Software architecture

The basic functionality of the VOD demonstration is provided by two independent software modules: digital video browsers, implemented in NPAC, and Mosaic-based user interface from NCSA, installed in NPAC as both server and client software. Digital video browsers offer full random access to the video material, including all VCR-like functions plus extensions, like immediate access to a chosen frame, not usually supported by analog equipment. For Parallax setup, the viewer, implemented using Xview toolkit, offers full GUI. For SGI the viewer has been implemented using SGI Movie Library and supports browsing capability only via keyboard interface. More advanced interface will be implemented as soon as at least rudimentary documentation of the SGI movie API is made available.

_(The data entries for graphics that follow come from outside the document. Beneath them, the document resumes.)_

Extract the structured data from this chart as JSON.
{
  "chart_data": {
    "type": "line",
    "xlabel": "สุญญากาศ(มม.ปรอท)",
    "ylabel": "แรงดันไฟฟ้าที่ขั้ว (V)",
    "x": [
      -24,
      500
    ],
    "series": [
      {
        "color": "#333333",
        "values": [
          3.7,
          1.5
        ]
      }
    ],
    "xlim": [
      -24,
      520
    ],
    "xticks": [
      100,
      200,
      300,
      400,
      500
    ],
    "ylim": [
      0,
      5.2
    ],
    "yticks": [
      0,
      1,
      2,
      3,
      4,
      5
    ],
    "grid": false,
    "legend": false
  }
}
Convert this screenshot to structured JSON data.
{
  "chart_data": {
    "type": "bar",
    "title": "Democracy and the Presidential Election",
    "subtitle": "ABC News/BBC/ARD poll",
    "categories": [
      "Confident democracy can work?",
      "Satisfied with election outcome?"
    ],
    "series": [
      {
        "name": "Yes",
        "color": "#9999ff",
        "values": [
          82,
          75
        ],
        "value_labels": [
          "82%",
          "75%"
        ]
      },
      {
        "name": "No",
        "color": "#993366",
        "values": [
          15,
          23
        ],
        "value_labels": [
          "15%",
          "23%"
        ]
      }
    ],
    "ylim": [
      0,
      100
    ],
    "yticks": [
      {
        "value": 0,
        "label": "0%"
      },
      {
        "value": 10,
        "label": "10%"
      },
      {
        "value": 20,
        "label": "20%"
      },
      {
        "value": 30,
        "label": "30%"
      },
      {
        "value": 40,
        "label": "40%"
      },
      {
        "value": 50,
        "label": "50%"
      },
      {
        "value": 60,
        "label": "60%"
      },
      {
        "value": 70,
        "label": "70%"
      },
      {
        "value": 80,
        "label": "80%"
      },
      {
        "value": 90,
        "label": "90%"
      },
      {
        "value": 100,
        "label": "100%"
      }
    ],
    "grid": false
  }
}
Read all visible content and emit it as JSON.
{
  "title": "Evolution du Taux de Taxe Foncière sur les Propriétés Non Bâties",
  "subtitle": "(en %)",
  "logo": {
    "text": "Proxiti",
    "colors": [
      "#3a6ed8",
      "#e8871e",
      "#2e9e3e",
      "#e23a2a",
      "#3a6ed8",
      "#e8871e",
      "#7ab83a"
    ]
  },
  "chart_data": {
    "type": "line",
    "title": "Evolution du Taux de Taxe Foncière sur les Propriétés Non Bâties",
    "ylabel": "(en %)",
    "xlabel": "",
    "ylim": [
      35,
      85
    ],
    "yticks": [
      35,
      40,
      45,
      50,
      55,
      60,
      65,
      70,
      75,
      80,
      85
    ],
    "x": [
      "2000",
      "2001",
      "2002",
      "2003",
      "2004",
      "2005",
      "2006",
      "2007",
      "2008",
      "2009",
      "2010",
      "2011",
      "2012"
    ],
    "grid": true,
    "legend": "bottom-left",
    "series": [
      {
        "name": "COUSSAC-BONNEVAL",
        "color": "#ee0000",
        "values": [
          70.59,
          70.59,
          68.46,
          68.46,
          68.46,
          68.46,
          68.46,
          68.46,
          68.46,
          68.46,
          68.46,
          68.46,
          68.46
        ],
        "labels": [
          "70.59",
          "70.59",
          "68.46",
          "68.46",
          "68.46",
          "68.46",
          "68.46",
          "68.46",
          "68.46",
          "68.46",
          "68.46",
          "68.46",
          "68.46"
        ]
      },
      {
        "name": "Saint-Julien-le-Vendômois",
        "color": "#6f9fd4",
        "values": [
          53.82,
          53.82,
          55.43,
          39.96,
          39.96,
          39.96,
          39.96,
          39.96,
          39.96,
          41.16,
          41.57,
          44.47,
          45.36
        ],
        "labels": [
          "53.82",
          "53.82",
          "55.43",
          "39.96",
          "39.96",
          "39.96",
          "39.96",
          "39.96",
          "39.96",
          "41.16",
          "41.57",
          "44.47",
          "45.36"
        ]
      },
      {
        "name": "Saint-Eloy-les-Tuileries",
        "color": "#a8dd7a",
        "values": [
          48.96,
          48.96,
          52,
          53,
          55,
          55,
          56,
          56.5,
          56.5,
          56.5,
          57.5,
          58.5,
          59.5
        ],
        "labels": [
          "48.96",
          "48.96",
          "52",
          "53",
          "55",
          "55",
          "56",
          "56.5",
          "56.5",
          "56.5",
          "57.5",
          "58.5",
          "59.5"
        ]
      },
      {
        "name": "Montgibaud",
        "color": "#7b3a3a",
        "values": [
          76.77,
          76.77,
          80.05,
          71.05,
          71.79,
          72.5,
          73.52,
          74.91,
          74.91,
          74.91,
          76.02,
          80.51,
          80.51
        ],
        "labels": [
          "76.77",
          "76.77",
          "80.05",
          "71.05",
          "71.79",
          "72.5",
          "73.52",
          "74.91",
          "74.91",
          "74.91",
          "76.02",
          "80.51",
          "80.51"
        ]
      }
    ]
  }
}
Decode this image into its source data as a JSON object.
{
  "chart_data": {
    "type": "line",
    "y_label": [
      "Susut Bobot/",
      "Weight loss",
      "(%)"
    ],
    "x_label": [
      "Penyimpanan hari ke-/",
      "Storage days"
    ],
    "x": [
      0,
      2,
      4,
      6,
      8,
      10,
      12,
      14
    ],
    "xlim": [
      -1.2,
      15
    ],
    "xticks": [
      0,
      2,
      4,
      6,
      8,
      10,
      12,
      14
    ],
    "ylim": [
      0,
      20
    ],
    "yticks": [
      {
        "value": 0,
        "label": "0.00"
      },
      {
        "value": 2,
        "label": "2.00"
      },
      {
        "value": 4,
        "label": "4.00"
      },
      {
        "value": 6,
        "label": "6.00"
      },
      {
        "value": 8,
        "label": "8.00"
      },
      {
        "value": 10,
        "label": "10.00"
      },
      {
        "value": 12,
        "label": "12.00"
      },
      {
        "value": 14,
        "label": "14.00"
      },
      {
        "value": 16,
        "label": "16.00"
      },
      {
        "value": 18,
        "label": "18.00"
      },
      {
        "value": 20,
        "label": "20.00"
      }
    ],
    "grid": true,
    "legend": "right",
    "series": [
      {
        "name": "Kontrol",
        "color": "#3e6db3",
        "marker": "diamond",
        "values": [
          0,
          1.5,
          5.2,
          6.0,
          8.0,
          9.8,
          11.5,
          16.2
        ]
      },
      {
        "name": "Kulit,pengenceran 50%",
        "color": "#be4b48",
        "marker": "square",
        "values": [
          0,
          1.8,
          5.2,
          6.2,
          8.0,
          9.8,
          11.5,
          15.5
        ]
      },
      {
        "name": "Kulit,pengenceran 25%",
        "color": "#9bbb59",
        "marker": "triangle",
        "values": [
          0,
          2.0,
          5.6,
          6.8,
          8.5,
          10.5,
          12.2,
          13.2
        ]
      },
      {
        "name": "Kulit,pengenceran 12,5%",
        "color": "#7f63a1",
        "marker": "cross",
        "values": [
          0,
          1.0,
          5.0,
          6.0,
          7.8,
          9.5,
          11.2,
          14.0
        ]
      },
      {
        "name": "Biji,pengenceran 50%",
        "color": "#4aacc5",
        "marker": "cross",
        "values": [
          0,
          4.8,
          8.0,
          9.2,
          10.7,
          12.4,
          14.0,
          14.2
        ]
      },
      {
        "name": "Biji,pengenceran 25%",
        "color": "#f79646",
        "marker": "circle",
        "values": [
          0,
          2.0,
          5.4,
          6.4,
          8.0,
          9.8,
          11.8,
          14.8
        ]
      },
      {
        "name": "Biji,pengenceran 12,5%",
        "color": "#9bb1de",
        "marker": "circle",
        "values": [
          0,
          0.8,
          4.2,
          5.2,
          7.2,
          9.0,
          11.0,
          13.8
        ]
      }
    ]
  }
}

The Mosaic interface to VOD has been chosen for compatibility with other InfoVision projects, as Simulation on Demand, and InfoSchool. In the context of the CNN demo, we have converted CNN Newsource scripts to HTML documents, providing links from this textual database to the video material. Hence, the search and browsing capabilities supported by the demo are those of the HTTP server. After the appropriate segment of the digital video has been localized, the user is given capability to either watch the selected clip, or browse the material within or beyond the clip using interactive browser. The basic capability demonstrated here is supported by both hardware architectures, and can be extended to an industrial strength system, using NPAC's other HPCC resources and capable of maintaining a huge digital video database and delivering similarly structured information to remote users.